The companies Riehle believes to be the most at risk and the likeliest targets in the event of a cyberattack are the ones that are closest to the conflict in Ukraine.
“Is a U.S. business under threat?” Riehle said. “Maybe some U.S. businesses such as SpaceX, which is supplying communication satellite capabilities to the Ukrainian military. That is a direct support to the Ukrainian military, an active military country, and a counter military force to Russia, so they could be targeted because at that point, they are a combatant in the fight.”
Morris also believes that Russia will likely hold off on any large-scale attacks until they feel compelled or forced to risk escalating the conflict into a possible world war.
“Likely, they are going to be doing very small-scale things that are designed to be irritants, and probably, what’s even more likely, is propaganda and
misinformation type things-fake stories in the news-and things of that nature,” Morris said.
Riehle agrees that Russia is unlikely to do anything drastic involving cyberwarfare with the United States at this moment, but he would not say that Russia is doing nothing.
“Now, do we know Russia’s not doing anything in the cyberworld?” Riehle said. “Are we certain of that?
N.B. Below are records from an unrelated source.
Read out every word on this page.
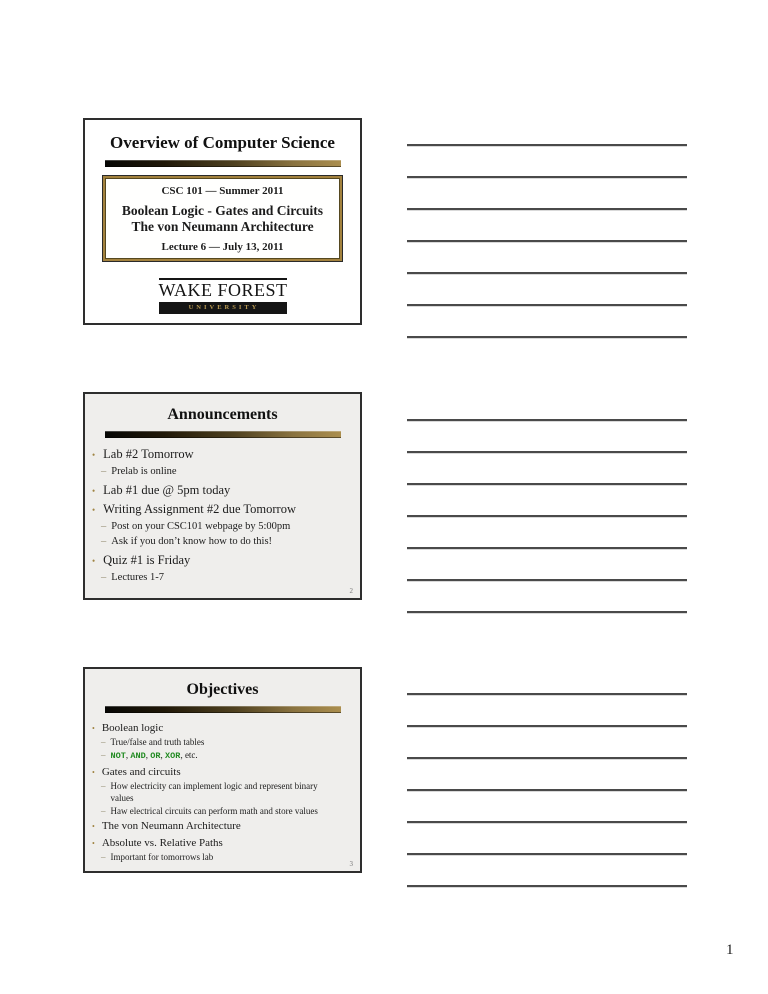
Overview of Computer Science
CSC 101 — Summer 2011
Boolean Logic - Gates and Circuits
The von Neumann Architecture
Lecture 6 — July 13, 2011
WAKE FOREST
UNIVERSITY
Announcements
• Lab #2 Tomorrow
– Prelab is online
• Lab #1 due @ 5pm today
• Writing Assignment #2 due Tomorrow
– Post on your CSC101 webpage by 5:00pm
– Ask if you don’t know how to do this!
• Quiz #1 is Friday
– Lectures 1-7
2
Objectives
• Boolean logic
– True/false and truth tables
– NOT, AND, OR, XOR, etc.
• Gates and circuits
– How electricity can implement logic and represent binary values
– Haw electrical circuits can perform math and store values
• The von Neumann Architecture
• Absolute vs. Relative Paths
– Important for tomorrows lab
3
1
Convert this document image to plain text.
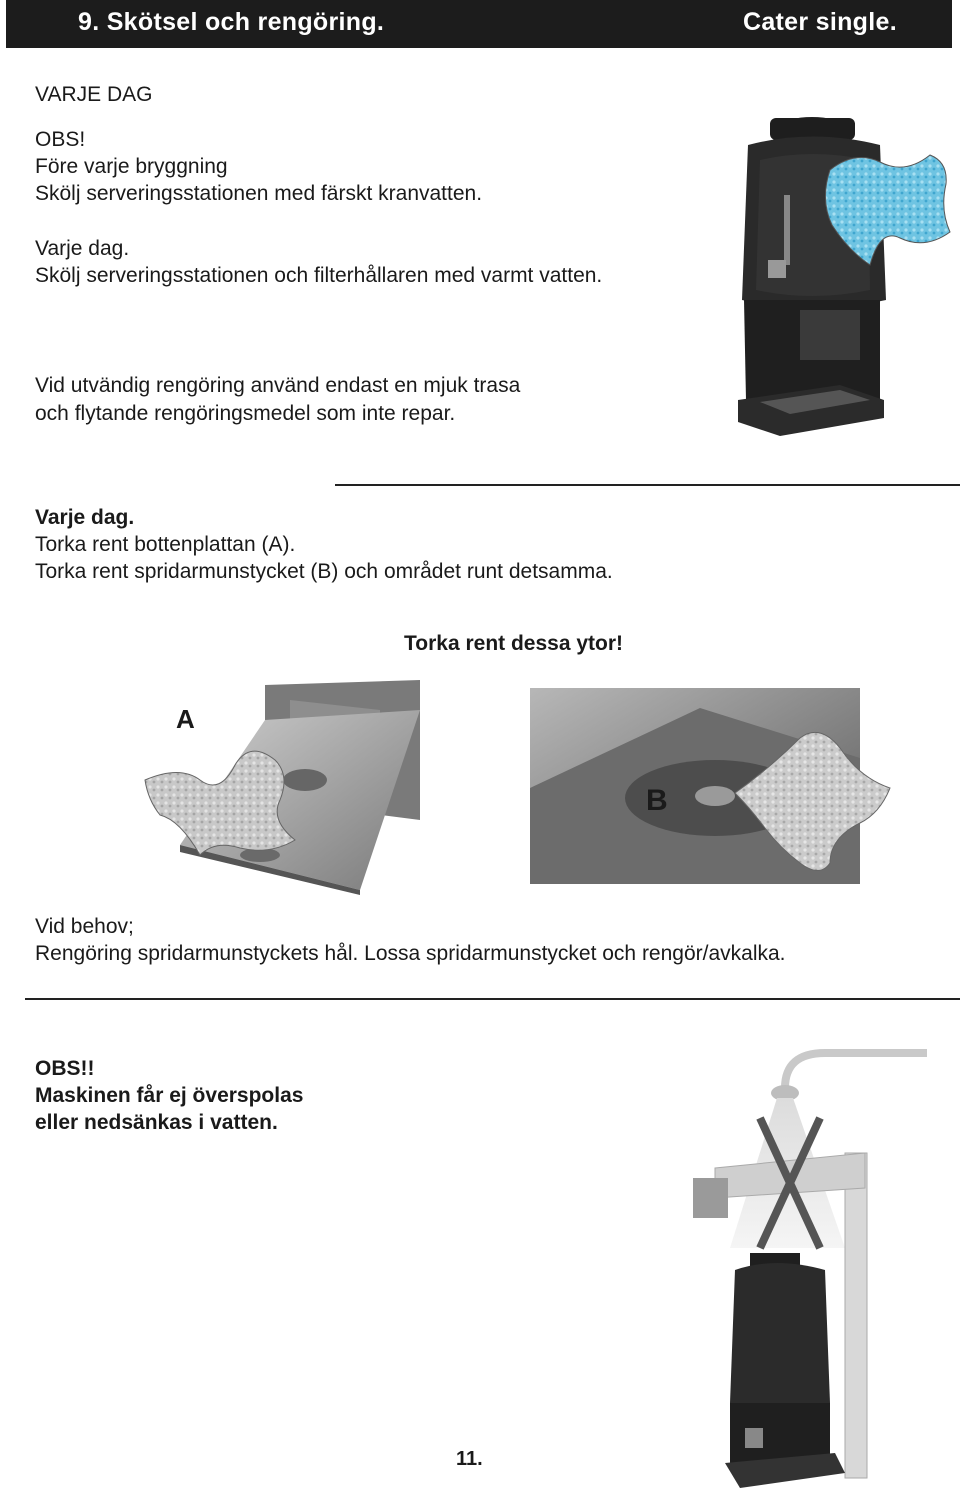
9. Skötsel och rengöring.	Cater single.
VARJE DAG
OBS!
Före varje bryggning
Skölj serveringsstationen med färskt kranvatten.
Varje dag.
Skölj serveringsstationen och filterhållaren med varmt vatten.
Vid utvändig rengöring använd endast en mjuk trasa
och flytande rengöringsmedel som inte repar.
Varje dag.
Torka rent bottenplattan (A).
Torka rent spridarmunstycket (B) och området runt detsamma.
Torka rent dessa ytor!
A
B
Vid behov;
Rengöring spridarmunstyckets hål. Lossa spridarmunstycket och rengör/avkalka.
OBS!!
Maskinen får ej överspolas
eller nedsänkas i vatten.
11.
Is there anything happening that is just one tool among many in a military toolbox? Are there things that they might be doing right now that are affecting this military campaign? Maybe, maybe.”
In 2017, a malware infection, called NotPetya, affected multiple networks, including a U.S. pharmaceutical company called Merck. The malware attack particularly affected Ukrainian infrastructure including the power companies, airports, public transport systems and banks. It was later determined that the malware was a targeted attack on Ukraine by Russia.